The Forest Survey of India (FSI) on Tuesday said it had not conducted any study claiming that 90% of the Aravalli hills would be left unprotected following a recent Supreme Court judgment, while firmly rejecting media reports that attributed such findings to the organisation.
In a clarification issued through posts on X, the FSI stated that it had neither assessed the post-judgment protection status of the Aravallis nor concluded that only 9% of the hill range lay above the 100-metre threshold, which has become central to the current debate on protection norms.
The statement came amid widespread discussion triggered by reports linking the Supreme Court’s November 20, 2025, judgment to a potential dilution of safeguards for large parts of the ancient hill system.
An Indian Express report published on November 27 had cited internal FSI documents indicating that only 1,048 of the 12,081 Aravalli hill features in Rajasthan that are 20 metres or higher exceed 100 metres in height, suggesting that barely 8.7% of the range in the state would qualify for protection under that definition, even as Rajasthan accounts for the largest share of the Aravallis across India.

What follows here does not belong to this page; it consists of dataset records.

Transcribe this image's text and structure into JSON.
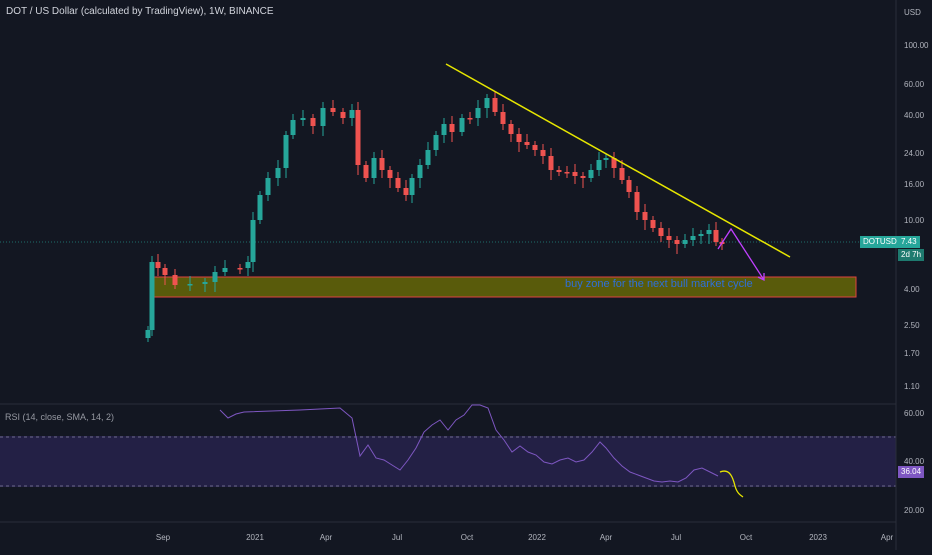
{
  "header": {
    "title": "DOT / US Dollar (calculated by TradingView), 1W, BINANCE"
  },
  "price_axis": {
    "currency": "USD",
    "ticks": [
      "100.00",
      "60.00",
      "40.00",
      "24.00",
      "16.00",
      "10.00",
      "4.00",
      "2.50",
      "1.70",
      "1.10"
    ]
  },
  "rsi_axis": {
    "ticks": [
      "60.00",
      "40.00",
      "20.00"
    ]
  },
  "time_axis": {
    "labels": [
      "Sep",
      "2021",
      "Apr",
      "Jul",
      "Oct",
      "2022",
      "Apr",
      "Jul",
      "Oct",
      "2023",
      "Apr"
    ]
  },
  "symbol_badge": {
    "symbol": "DOTUSD",
    "price": "7.43",
    "countdown": "2d 7h"
  },
  "rsi": {
    "label": "RSI (14, close, SMA, 14, 2)",
    "value": "36.04"
  },
  "annotation": {
    "text": "buy zone for the next bull market cycle"
  },
  "colors": {
    "background": "#131722",
    "up": "#26a69a",
    "down": "#ef5350",
    "trendline": "#e6e600",
    "zone_fill": "#808000",
    "zone_border": "#e0433f",
    "projection_arrow": "#c040ff",
    "rsi_line": "#7e57c2",
    "rsi_projection": "#e6e600",
    "annotation_text": "#2f6fd8"
  }
}
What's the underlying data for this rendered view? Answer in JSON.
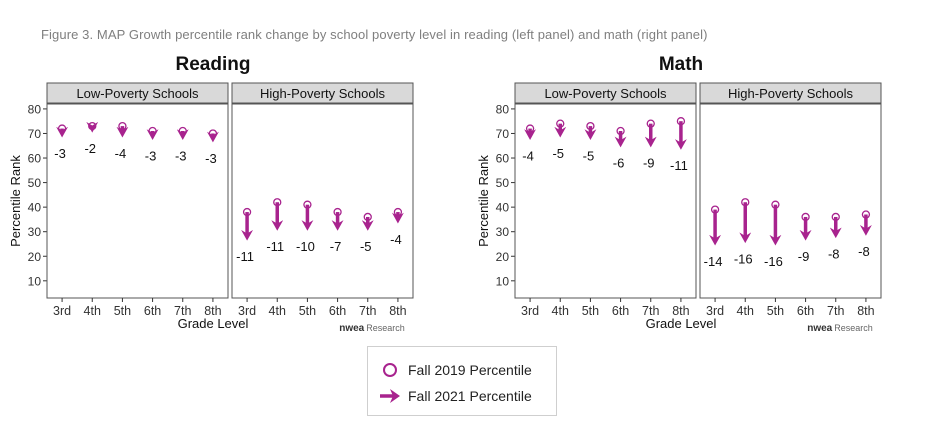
{
  "caption": "Figure 3. MAP Growth percentile rank change by school poverty level in reading (left panel) and math (right panel)",
  "colors": {
    "accent": "#a8238e",
    "strip_fill": "#d9d9d9",
    "axis": "#333333"
  },
  "legend": {
    "fall2019_label": "Fall 2019 Percentile",
    "fall2021_label": "Fall 2021 Percentile",
    "fall2019_icon": "open-circle-icon",
    "fall2021_icon": "arrow-right-icon"
  },
  "chart_data": [
    {
      "type": "arrow-dot",
      "title": "Reading",
      "ylabel": "Percentile Rank",
      "xlabel": "Grade Level",
      "ylim": [
        2,
        83
      ],
      "yticks": [
        10,
        20,
        30,
        40,
        50,
        60,
        70,
        80
      ],
      "categories": [
        "3rd",
        "4th",
        "5th",
        "6th",
        "7th",
        "8th"
      ],
      "watermark": {
        "brand": "nwea",
        "suffix": "Research"
      },
      "panels": [
        {
          "name": "Low-Poverty Schools",
          "series": [
            {
              "name": "Fall 2019 Percentile",
              "values": [
                72,
                73,
                73,
                71,
                71,
                70
              ]
            },
            {
              "name": "Fall 2021 Percentile",
              "values": [
                69,
                71,
                69,
                68,
                68,
                67
              ]
            }
          ],
          "change_labels": [
            "-3",
            "-2",
            "-4",
            "-3",
            "-3",
            "-3"
          ]
        },
        {
          "name": "High-Poverty Schools",
          "series": [
            {
              "name": "Fall 2019 Percentile",
              "values": [
                38,
                42,
                41,
                38,
                36,
                38
              ]
            },
            {
              "name": "Fall 2021 Percentile",
              "values": [
                27,
                31,
                31,
                31,
                31,
                34
              ]
            }
          ],
          "change_labels": [
            "-11",
            "-11",
            "-10",
            "-7",
            "-5",
            "-4"
          ]
        }
      ]
    },
    {
      "type": "arrow-dot",
      "title": "Math",
      "ylabel": "Percentile Rank",
      "xlabel": "Grade Level",
      "ylim": [
        2,
        83
      ],
      "yticks": [
        10,
        20,
        30,
        40,
        50,
        60,
        70,
        80
      ],
      "categories": [
        "3rd",
        "4th",
        "5th",
        "6th",
        "7th",
        "8th"
      ],
      "watermark": {
        "brand": "nwea",
        "suffix": "Research"
      },
      "panels": [
        {
          "name": "Low-Poverty Schools",
          "series": [
            {
              "name": "Fall 2019 Percentile",
              "values": [
                72,
                74,
                73,
                71,
                74,
                75
              ]
            },
            {
              "name": "Fall 2021 Percentile",
              "values": [
                68,
                69,
                68,
                65,
                65,
                64
              ]
            }
          ],
          "change_labels": [
            "-4",
            "-5",
            "-5",
            "-6",
            "-9",
            "-11"
          ]
        },
        {
          "name": "High-Poverty Schools",
          "series": [
            {
              "name": "Fall 2019 Percentile",
              "values": [
                39,
                42,
                41,
                36,
                36,
                37
              ]
            },
            {
              "name": "Fall 2021 Percentile",
              "values": [
                25,
                26,
                25,
                27,
                28,
                29
              ]
            }
          ],
          "change_labels": [
            "-14",
            "-16",
            "-16",
            "-9",
            "-8",
            "-8"
          ]
        }
      ]
    }
  ]
}
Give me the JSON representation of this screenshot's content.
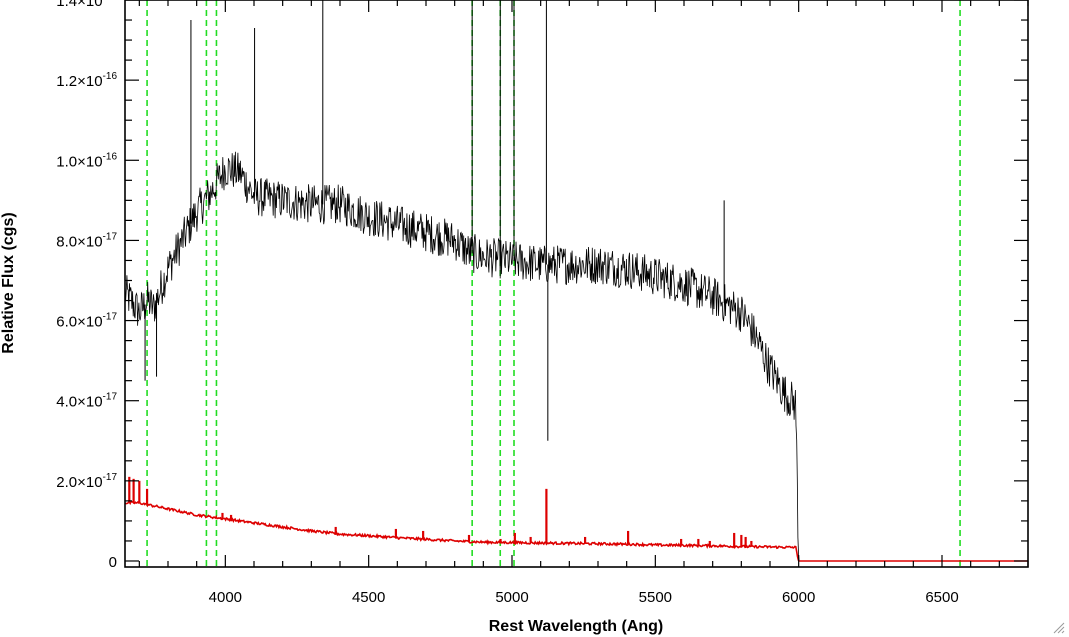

The report had also referred to concerns within the Union Environment Ministry that such a cut-off could leave lower hill formations vulnerable, thereby increasing the risk of desertification, dust movement from the Thar Desert and adverse impacts on agriculture and public health in the Indo-Gangetic plains, including Delhi-NCR.
Long-standing environmental damage to the Aravallis has been documented earlier, as a report submitted by the Central Empowered Committee to the Supreme Court noted that mining activities had led to the disappearance of 31 out of 128 hills in Rajasthan, while rapid urbanisation and extraction of minerals had severely depleted forest cover over decades.
The FSI clarification followed a statement by the Union Environment Ministry a day earlier that only 217.89 square kilometres out of the total 1.43 lakh square kilometres Aravalli region was currently open for mining, even as concerns over conservation and enforcement continue to intensify.